西南学院大学は27日、新型コロナウイルスの感染症対策本部を設置。3月31日まで、大学主催のイベントや集会、課外活動団体などが主催する合宿や試合、互いの距離が十分に取れない立食パーティー、懇親会などのイベントなどは原則、延期または中止することを決めた。
勤務時間短縮や業務の一部休止で対応
日本聖公会は、管区事務所の就業時間(午前9時半~午後5時半)を、2月27日から3月13日までの約2週間、午前10時から午後5時までに短縮。救世軍は、職員の在宅勤務とラッシュアワーを回避した通勤を組み合わせた感染予防を目的として、本営の営業時間を午前10時から午後3時までに変更した。日本FEBCは、2月27日から3月6日までの期間、献金や注文代金などの入金確認、MP3ディスクなどの各種注文への対応、電話での問い合わせなど一部業務を休止する。日本キャンパス・クルセード・フォー・クライスト(CCC)は、2月27日から事務所スタッフは在宅勤務としており、電話応対が困難なため、連絡が必要な場合はメールか手紙を使うよう求めている。

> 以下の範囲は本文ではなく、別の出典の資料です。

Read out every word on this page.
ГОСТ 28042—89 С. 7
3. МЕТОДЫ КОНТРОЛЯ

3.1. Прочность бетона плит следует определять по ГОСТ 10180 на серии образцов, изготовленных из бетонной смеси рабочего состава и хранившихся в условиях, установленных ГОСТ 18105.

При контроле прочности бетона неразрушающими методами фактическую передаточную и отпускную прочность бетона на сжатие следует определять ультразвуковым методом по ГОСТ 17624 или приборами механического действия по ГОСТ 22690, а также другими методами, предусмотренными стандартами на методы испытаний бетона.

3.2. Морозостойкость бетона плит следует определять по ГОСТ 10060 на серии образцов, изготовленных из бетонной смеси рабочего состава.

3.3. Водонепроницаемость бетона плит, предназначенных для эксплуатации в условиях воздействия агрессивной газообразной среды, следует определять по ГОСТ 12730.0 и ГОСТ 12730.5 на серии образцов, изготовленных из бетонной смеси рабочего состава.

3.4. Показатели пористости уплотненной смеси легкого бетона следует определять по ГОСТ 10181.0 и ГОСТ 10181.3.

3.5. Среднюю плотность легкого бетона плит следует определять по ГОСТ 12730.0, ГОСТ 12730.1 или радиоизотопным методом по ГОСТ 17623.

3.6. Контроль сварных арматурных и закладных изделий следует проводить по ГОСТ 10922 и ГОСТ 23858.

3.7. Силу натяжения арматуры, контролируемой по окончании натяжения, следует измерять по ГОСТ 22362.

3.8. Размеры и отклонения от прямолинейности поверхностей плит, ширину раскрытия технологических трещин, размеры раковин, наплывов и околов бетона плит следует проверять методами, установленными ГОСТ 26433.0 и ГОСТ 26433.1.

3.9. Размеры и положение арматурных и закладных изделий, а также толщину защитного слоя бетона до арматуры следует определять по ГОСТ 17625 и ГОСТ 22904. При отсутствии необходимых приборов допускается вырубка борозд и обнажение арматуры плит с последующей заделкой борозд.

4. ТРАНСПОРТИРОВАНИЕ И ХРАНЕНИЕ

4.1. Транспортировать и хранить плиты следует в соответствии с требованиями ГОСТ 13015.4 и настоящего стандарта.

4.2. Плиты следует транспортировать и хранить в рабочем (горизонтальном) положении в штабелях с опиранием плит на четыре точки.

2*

ワールド・ビジョン・ジャパンは27日、2月28日から3月13日までの間、電話受付時間を午前11時から午後3時に変更すると発表した。ただし今後の状況次第で、期間を延長・短縮する場合があるという。ウェスレー財団は、団体職員を対象に時差出勤と在宅ワークを2月27日から3月6日まで実施すると発表。CWSジャパンは、3月13日まで在宅勤務制度を活用したリモートワーク、テレビ会議、時差通勤などの対応策を実施するとしている。